Privacy groups will keep an eye on FISC, says Mark Jaycox, a legislative analyst at the Electronic Frontier Foundation. “We know that the intelligence community often plays word games, but the transparency provisions in the USA Freedom Act attempt to make sure the public is fully informed about the replacement program,” he says. “Ideally, the provisions should flag any concerns by revealing important FISA Court orders to the public.”
Privacy advocates are also concerned with how “the intelligence community might drum up creative interpretations of its statutory authority,” adds Tom Struble, policy counsel at TechFreedom, a libertarian-leaning think tank.

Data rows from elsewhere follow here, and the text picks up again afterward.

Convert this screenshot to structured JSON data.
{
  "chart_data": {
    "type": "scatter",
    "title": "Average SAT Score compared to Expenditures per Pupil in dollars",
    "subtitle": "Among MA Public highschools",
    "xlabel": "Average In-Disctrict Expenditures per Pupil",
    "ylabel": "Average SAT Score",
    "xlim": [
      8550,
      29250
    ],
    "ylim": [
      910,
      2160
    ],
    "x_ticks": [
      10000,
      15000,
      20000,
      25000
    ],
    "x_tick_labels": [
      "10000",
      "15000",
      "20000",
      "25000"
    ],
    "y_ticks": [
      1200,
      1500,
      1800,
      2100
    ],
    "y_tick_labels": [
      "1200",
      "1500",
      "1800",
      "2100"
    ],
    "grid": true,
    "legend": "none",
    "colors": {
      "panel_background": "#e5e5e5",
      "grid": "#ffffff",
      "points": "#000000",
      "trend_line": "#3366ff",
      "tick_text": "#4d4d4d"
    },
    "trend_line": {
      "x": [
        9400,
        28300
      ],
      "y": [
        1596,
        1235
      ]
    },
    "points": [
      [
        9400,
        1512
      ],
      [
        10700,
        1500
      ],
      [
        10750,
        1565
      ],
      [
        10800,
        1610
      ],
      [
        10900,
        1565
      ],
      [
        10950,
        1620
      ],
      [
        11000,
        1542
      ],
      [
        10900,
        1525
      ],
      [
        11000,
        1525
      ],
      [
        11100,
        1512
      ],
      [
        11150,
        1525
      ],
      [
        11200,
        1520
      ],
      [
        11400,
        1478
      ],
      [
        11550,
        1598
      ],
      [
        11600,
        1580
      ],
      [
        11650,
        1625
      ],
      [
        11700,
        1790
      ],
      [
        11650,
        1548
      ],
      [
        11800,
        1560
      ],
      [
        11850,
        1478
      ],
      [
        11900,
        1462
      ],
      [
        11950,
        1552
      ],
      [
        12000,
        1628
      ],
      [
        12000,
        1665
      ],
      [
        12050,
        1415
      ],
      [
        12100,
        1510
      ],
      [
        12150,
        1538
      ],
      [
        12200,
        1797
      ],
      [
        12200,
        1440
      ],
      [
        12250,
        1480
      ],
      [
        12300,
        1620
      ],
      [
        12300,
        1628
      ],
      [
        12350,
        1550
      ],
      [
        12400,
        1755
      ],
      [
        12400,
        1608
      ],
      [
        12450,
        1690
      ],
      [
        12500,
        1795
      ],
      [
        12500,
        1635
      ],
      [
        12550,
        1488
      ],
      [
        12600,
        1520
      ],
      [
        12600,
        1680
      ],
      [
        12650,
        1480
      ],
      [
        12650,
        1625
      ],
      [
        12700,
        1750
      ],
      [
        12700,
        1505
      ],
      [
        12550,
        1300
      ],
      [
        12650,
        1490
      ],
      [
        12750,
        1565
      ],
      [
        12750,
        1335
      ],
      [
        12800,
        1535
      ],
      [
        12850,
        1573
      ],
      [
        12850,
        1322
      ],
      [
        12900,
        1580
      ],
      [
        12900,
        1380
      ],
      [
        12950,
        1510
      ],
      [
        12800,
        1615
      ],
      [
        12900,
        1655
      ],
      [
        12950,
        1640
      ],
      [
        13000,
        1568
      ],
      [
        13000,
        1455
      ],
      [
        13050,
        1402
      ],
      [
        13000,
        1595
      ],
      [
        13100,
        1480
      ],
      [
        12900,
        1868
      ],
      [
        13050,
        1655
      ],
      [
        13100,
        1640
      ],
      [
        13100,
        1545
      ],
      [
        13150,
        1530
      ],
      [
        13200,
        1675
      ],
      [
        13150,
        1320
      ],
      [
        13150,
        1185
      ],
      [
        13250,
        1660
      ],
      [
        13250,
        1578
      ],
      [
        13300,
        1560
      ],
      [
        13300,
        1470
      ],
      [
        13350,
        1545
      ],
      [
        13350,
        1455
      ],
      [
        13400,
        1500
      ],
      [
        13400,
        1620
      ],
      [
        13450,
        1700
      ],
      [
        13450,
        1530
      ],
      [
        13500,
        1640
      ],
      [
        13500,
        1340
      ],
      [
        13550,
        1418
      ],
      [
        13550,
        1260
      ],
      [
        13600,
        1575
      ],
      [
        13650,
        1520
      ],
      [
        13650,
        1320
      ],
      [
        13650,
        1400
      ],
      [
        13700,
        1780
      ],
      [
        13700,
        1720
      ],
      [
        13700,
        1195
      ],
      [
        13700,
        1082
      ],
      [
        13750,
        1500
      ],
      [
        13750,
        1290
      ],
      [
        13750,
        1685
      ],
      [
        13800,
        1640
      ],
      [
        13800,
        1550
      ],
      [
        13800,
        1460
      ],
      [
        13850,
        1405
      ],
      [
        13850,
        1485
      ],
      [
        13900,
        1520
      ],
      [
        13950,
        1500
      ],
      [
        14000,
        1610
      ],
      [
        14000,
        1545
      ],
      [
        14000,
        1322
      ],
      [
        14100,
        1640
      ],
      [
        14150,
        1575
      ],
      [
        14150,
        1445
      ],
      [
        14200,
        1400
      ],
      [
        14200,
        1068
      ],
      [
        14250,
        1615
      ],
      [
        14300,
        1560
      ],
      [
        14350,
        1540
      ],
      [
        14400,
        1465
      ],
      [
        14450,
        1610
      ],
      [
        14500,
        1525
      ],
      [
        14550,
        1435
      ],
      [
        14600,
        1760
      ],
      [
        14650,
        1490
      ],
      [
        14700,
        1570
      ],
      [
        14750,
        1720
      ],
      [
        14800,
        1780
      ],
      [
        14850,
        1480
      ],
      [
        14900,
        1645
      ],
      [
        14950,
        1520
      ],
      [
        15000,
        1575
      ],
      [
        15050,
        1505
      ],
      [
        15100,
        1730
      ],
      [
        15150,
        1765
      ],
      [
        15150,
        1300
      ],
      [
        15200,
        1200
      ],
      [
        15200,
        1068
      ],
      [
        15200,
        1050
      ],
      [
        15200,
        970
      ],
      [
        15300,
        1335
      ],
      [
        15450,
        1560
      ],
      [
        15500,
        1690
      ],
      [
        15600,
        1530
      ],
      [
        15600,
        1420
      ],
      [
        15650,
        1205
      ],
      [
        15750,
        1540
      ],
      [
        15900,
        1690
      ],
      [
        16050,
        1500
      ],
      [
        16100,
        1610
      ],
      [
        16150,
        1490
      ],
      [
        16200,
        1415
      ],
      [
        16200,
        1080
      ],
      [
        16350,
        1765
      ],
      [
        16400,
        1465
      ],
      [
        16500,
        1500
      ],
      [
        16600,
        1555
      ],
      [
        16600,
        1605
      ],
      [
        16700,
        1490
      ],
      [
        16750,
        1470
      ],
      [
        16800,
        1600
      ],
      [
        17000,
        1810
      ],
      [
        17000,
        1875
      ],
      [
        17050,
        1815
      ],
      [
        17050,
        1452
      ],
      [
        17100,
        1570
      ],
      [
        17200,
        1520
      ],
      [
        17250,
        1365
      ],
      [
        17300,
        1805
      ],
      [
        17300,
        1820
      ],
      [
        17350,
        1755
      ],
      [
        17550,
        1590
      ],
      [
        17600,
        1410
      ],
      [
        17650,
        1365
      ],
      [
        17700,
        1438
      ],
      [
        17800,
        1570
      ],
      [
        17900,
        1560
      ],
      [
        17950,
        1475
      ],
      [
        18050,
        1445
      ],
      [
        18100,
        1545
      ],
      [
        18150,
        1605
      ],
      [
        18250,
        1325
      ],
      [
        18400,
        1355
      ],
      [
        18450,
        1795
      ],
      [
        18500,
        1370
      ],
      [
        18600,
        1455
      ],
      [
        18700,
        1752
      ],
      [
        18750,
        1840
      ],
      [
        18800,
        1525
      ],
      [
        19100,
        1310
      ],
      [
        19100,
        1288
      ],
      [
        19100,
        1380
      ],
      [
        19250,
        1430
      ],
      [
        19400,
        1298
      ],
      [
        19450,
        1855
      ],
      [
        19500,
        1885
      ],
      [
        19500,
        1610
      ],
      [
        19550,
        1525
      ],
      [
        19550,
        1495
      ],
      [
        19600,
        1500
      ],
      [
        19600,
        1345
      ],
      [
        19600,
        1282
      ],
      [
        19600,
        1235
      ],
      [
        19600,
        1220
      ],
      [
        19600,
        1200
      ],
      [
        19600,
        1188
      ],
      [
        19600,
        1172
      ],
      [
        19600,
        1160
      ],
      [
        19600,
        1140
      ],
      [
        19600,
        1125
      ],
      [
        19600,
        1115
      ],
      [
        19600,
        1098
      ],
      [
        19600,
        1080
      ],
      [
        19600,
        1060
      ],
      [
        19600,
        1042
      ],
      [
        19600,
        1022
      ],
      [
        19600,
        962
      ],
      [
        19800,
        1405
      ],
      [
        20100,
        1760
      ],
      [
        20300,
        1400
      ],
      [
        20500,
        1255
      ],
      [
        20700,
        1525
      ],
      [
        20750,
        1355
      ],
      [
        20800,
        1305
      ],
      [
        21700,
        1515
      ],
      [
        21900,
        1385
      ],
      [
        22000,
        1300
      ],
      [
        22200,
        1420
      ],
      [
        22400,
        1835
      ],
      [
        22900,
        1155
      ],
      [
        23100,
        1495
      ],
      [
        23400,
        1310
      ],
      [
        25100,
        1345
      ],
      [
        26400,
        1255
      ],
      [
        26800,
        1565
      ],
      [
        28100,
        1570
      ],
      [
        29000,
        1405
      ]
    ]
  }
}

An NSA representative didn’t respond to a request for comment on privacy groups’ concerns. Several members of congressional intelligence committees and some other Republicans, meanwhile, are decrying any new limits on the NSA phone records program, saying a scaled back program will make the United States more vulnerable to terrorism.
Phone records surveillance highlights struggle for security
After an apparent Islamic State-inspired mass shooting in San Bernardino, Calif., last week, the FBI has been “forced to investigate this attack with one hand tied behind their back because our valuable NSA metadata program was shut down just days earlier,” Sen. Tom Cotton, R-Ark., said in a statement.
The attack is serving “as the guinea pig in a giant experiment on our national security. It’s a frightening and uncomfortable thought,” added Cotton, who introduced legislation to roll back the USA Freedom Act changes to the NSA phone records program. “I hope this is the first and only example we see of the danger in shifting from a proven-effective system to a new, untested one purely for political talking points.”
Privacy advocates note that other NSA surveillance programs still enable the collection of large swaths of U.S. residents’ data, including the so-called Prism program, which targets foreign communications. While Prism focuses on surveillance of digital communications overseas, the NSA and CIA can search the collected communications for information about U.S. residents.
Reform of the overseas surveillance programs remains “unfinished business,” Guliani says.
Congress must continue to push for broader surveillance reforms, says Sen. Ron Wyden, D-Ore.
The USA Freedom Act was “the most significant victory for Americans’ privacy rights in over a decade, but the fight to protect Americans’ constitutional rights from government overreach is not over,” he said through a spokesman. “As long as Americans keep demanding policies that protect both their security and their liberty, you can expect to see more reforms.”